Now a bird protection group has accused the French authorities of turning a blind eye to the slaughter of tens of thousands of ortolan, and harassing its members. The German-based Committee Against Bird Slaughter (Cabs) has lodged an official protest after seven of its members – two Germans and five Italians – including scientists, ornithologists and conservationists – were expelled from a French region where it says trapping ortolan is still rife.
Cabs says police in the département of the Landes took the group – volunteers engaged in locating and recording illegal trapping of Ortolan buntings with cages – to the border of the next region, allegedly for their own safety. Andrea Rutigliano said the action proved France was not complying with its claimed “zero tolerance” of ortolan trappers and that police were ignoring the poaching in defiance of European commission regulations.
“The events show that the authorities deliberately protect the poachers from prosecution,” Rutigliano said. The ortolan bunting (Emberiza hortulana), a small migratory green-grey coloured bird measuring 16cm and weighing 25g (less than an ounce) at most, has the ability to send Gallic gastronomes into raptures.
The author Alexandre Dumas was a fan of the rare bird and the former French president François Mitterrand famously enjoyed an ortolan in his last meal with friends before his death from cancer in 1996. Alain Ducasse, France’s most Michelin-starred chef, wrote that everyone should taste the bird “at least once in their life”.
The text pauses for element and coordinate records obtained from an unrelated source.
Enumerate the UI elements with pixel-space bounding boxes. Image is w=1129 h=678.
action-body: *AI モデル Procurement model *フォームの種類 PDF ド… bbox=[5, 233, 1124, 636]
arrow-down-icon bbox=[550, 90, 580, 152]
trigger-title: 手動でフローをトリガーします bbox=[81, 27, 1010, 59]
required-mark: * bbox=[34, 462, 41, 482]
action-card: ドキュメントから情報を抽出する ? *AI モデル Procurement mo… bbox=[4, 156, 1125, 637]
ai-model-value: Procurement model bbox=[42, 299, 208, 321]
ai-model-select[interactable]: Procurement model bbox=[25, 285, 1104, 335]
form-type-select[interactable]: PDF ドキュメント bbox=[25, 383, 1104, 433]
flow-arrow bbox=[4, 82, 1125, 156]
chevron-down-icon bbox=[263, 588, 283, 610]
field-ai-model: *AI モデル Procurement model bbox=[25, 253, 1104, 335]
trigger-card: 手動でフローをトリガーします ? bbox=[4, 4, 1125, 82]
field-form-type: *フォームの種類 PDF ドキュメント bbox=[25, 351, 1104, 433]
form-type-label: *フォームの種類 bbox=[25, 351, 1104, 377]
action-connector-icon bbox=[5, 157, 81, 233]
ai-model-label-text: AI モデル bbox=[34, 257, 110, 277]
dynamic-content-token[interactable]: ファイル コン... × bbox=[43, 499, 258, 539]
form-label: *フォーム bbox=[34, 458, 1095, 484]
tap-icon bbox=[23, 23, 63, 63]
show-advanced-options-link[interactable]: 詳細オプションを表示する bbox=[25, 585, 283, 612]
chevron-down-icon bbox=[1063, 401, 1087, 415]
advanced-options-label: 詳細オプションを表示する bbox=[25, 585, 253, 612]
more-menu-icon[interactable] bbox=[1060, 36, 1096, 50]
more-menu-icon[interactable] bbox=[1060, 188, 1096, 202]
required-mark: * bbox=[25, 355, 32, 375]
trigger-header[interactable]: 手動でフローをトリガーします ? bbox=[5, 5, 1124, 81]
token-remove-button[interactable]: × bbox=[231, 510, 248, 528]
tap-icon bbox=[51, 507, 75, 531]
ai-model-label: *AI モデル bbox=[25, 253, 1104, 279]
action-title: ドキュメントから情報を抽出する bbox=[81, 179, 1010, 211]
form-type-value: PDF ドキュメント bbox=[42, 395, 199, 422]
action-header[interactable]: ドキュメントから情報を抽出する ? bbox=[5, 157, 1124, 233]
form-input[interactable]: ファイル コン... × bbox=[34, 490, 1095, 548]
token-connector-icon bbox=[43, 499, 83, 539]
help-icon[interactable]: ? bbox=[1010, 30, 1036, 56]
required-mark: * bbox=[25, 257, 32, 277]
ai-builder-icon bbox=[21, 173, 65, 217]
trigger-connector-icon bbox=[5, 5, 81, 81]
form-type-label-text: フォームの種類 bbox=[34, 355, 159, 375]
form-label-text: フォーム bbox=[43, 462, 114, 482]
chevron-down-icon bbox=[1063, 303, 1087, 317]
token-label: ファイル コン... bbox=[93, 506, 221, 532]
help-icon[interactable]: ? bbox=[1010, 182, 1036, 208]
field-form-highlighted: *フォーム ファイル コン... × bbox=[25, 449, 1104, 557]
“Like the black truffle, the ortolan has sparked the most crazy, enthusiastic and over-the-top declarations, the most superlative adjectives and the most overblown frenzies,” Ducasse wrote. When eating an ortolan, diners usually cover their heads with a linen napkin to enjoy the smell of the dish and, it is said, to conceal their greed from God. The dish is particularly popular and most ferociously defended in south-west France.
Axel Hirschfeld, a biologist and spokesman for Cabs, said French poachers were illegally killing “tens of thousands, possibly hundreds of thousands” of ortolan every year.
“The French argue it’s a tradition and their cultural heritage but these birds are a natural heritage and if the French don’t stop trapping them there will be none left. Sometimes we have to break with traditions.”
He added that Cabs had a case against France pending under the European commission’s environment directive. Under EU law it is illegal to deliberately kill or capture the birds by any method, but although banned in France in 1999, bird-protection campaigners say the law is often ignored and badly enforced.
Patrice Abadie, a spokesman for Claude Morel, prefect of the Landes, said the decision to expel the Cabs “militants” was because their “prolonged presence had become provocative”. “They had done nothing illegal, but the prefect’s primary role is to guarantee public order and tensions were mounting between them and local inhabitants,” Abadie told the Guardian.
Among the Cabs’s most prominent supporters is the writer Jonathan Franzen, whose article for the New Yorker on the annual decimation of migratory birds by hunters and poachers in southern Europe, has been made into a film called Emptying the Skies.